Source: “Trauma in organization”/ “Stuck” by Philippe Bailleur
As such, the approach described by Philippe Bailleur depends on the perceived tightness of the ‘trauma knot’. Step by step, he comes to a guiding ordering out of which a suitable approach can be developed. It is especially important for all involved parties that there is clarity about what is needed to make a positive difference in the case of organizational trauma.
And, keep in mind that there often is a real temptation to suggest the state of affairs is better than it actually is.
After exploring the current situation, the following well-considered strategies are to be considered:
- There is no sign of organizational trauma. In this case, it would be strange to talk about healing. In short: if it ain’t broke, don’t fix it.
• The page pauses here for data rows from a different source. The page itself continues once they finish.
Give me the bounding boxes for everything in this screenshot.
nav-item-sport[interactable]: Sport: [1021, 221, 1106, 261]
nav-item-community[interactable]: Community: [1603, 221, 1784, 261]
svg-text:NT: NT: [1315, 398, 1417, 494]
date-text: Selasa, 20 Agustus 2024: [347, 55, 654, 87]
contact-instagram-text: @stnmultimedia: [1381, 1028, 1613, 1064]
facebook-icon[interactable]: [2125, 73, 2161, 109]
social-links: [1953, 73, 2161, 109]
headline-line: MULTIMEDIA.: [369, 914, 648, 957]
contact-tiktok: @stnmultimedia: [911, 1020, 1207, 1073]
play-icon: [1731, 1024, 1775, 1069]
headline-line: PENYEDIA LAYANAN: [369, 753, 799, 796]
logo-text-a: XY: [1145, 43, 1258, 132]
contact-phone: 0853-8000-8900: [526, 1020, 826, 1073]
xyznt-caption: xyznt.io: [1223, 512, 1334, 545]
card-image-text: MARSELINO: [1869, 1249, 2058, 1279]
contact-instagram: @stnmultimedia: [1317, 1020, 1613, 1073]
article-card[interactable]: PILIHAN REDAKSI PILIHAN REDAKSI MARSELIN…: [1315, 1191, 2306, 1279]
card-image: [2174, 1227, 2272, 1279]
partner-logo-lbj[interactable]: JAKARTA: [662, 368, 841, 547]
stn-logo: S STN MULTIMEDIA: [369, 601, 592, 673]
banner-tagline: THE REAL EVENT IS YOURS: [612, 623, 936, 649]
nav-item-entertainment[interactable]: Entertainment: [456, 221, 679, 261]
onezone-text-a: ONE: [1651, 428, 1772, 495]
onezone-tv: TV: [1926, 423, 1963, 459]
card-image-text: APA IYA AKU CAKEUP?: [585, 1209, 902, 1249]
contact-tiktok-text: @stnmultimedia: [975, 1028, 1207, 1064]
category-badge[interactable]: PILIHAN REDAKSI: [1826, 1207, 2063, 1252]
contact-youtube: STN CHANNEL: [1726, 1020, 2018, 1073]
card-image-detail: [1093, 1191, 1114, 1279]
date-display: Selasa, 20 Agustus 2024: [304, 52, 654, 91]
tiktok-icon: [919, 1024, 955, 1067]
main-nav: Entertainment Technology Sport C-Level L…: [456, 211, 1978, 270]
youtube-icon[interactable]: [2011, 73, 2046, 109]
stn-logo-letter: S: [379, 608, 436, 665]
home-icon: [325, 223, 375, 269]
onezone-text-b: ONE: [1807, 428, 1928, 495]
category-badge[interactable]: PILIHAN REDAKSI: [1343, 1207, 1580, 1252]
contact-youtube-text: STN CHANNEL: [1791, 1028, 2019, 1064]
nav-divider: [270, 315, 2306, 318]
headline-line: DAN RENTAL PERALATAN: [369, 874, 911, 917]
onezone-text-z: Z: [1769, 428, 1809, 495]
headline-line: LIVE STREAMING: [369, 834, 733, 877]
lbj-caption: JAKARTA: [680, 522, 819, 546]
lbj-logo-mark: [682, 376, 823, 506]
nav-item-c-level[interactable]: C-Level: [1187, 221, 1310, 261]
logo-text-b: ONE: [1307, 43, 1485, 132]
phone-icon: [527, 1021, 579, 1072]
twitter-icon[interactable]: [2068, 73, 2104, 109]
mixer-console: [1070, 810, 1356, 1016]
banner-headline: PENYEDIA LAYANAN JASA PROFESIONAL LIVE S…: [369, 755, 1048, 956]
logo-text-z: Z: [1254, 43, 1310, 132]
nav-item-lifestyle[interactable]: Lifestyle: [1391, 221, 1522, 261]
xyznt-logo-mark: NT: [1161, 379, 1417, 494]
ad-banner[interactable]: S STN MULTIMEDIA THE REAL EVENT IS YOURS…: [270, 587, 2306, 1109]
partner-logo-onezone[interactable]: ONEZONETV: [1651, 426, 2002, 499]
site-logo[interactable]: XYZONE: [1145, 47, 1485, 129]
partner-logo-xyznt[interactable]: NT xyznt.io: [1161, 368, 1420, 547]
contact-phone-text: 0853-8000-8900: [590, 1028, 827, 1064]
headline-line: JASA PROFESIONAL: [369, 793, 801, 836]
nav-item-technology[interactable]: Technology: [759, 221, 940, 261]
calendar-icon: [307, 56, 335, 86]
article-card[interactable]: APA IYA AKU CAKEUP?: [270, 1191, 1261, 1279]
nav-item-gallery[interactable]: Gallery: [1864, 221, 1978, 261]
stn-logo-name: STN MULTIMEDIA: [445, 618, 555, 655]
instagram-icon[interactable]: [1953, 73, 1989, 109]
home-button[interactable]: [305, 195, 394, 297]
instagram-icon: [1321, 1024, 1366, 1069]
Counseling or organizational coaching may still be needed and relevant, but then without any link to trauma.
- At least one clearly defined incident has taken place. As a result, the organization or a part of the organization is still stuck in time. It’s possible to make a quick, targeted start in this circumstance.
- There have been multiple incidents. They are not linked to each other and as such, no one has been able to deal with them. You could think of this as a length of rope with several knots in it that you can calmly untie, one by one.
- A series of incidents and/or circumstances have created a cluster and, it is not easy to separate incidents from each other. Think of this as being a length of rope with knots on top of knots, or of a fine, gold necklace that has ended up completely knotted.